A seguito del lunghissimo e a tratti incomprensibile comunicato stampa inviato dal Gruppo Moderati per Calderone, mi corre l’obbligo di rispondere in merito alle dichiarazioni del Consigliere Fonti e del Consigliere Mollica relativamente alla situazione economica di bilancio del Comune di Lipari, cogliendo l’occasione anche per meglio chiarire alla cittadinanza l’argomento e la relativa posizione dell’Amministrazione.

È dovere del Ragioniere Generale comunicare quando l’Ente di appartenenza si trova in situazione di squilibrio ovvero quando le spese certe a carico dello stesso non sono assicurate da entrate altrettanto certe: in tali casi, avviene che l’Amministrazione è tenuta a fornire gli indirizzi politici per modificare gli stanziamenti in modo che il bilancio sia equilibrato.

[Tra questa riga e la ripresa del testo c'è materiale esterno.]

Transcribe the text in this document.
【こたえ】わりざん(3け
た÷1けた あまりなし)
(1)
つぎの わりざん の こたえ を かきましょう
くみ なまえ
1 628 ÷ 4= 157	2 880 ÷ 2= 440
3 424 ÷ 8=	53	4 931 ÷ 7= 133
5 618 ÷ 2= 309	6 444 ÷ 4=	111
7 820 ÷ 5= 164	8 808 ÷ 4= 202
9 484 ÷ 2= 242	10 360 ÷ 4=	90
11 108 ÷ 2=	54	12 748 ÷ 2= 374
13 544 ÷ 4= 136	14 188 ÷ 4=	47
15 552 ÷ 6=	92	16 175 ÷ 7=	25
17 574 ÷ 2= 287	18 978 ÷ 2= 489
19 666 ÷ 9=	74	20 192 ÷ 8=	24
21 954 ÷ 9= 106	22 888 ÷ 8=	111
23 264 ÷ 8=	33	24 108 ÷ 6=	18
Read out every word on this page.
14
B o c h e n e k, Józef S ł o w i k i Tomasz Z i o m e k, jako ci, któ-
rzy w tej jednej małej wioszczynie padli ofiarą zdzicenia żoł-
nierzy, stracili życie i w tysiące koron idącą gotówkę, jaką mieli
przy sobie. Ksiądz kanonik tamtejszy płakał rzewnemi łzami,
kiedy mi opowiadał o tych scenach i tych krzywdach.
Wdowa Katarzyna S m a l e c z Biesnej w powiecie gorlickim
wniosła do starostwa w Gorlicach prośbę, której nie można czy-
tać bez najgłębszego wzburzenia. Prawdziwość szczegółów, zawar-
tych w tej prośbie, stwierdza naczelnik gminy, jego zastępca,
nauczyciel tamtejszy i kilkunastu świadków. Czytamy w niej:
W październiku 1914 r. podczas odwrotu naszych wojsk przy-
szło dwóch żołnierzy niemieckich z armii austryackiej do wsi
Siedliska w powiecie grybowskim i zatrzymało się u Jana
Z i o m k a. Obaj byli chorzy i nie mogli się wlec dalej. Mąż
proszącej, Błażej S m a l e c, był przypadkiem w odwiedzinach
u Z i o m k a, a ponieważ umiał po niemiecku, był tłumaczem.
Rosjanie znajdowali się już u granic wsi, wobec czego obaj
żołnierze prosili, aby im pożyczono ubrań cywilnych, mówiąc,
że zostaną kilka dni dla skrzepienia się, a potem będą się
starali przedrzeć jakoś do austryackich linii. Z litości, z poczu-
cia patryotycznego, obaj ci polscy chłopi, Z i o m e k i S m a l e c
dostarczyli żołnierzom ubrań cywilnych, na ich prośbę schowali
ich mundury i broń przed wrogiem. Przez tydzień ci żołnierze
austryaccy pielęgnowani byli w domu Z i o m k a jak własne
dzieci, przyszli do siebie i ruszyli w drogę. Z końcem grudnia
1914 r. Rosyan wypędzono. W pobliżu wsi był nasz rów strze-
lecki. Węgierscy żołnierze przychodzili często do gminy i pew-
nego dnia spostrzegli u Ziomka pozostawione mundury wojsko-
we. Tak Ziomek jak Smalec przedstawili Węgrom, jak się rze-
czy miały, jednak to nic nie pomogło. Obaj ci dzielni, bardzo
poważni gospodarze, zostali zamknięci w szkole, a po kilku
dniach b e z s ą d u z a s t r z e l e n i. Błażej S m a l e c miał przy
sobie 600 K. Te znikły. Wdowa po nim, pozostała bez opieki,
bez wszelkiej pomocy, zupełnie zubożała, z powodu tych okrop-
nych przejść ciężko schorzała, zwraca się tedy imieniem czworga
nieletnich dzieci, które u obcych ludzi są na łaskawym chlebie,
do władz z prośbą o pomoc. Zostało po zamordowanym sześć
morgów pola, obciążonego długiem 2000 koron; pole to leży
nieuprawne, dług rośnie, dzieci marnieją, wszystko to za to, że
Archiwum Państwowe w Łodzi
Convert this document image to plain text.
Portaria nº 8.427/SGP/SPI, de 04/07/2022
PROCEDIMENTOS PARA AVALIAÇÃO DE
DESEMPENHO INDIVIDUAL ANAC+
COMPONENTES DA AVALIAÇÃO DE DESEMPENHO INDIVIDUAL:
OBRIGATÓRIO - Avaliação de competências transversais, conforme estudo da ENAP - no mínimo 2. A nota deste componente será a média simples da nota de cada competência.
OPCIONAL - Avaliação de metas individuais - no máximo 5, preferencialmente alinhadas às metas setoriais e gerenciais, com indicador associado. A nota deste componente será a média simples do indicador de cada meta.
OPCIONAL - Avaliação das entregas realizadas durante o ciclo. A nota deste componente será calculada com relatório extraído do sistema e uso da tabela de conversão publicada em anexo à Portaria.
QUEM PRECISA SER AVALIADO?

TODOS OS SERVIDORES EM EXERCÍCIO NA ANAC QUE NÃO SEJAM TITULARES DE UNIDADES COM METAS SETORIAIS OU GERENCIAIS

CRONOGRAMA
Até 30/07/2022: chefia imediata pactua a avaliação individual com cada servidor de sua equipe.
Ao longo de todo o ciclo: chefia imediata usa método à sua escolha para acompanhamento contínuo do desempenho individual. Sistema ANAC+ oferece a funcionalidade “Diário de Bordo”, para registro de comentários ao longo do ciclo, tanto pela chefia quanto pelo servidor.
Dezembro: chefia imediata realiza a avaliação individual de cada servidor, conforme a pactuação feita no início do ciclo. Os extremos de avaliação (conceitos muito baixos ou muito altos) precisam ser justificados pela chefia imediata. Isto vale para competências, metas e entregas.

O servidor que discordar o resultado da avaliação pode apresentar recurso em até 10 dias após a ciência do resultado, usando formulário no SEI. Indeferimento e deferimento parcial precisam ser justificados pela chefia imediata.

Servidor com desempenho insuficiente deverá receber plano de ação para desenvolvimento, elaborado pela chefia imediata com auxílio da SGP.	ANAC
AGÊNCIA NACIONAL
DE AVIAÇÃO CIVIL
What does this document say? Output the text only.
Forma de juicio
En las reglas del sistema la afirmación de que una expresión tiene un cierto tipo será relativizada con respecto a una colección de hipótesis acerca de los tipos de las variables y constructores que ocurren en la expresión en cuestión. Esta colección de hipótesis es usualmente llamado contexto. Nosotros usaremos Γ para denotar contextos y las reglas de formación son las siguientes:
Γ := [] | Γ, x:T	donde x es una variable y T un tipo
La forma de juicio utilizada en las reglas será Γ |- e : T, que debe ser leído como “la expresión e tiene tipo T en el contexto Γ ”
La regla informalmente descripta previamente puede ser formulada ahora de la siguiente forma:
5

È sotto gli occhi che l’azione amministrativa condotta in questo periodo è votata a trovare il sostegno delle istituzioni superiori, sia a livello nazionale che regionale, per riequilibrare il bilancio, laddove alcuni obiettivi e alcune richieste sono già state soddisfatte o positivamente accolte; una azione che non riguarda evidentemente solo il Comune di Lipari (si guardi – ad esempio – alle dichiarazioni di stampa rilasciate ieri dal Sindaco di Taormina Bolognari, con cui tanto spesso si paragona il nostro territorio) ma coinvolge la maggioranza delle Amministrazioni locali a seguito dell’emergenza sanitaria da Covid-19 e del conseguente periodo di lockdown.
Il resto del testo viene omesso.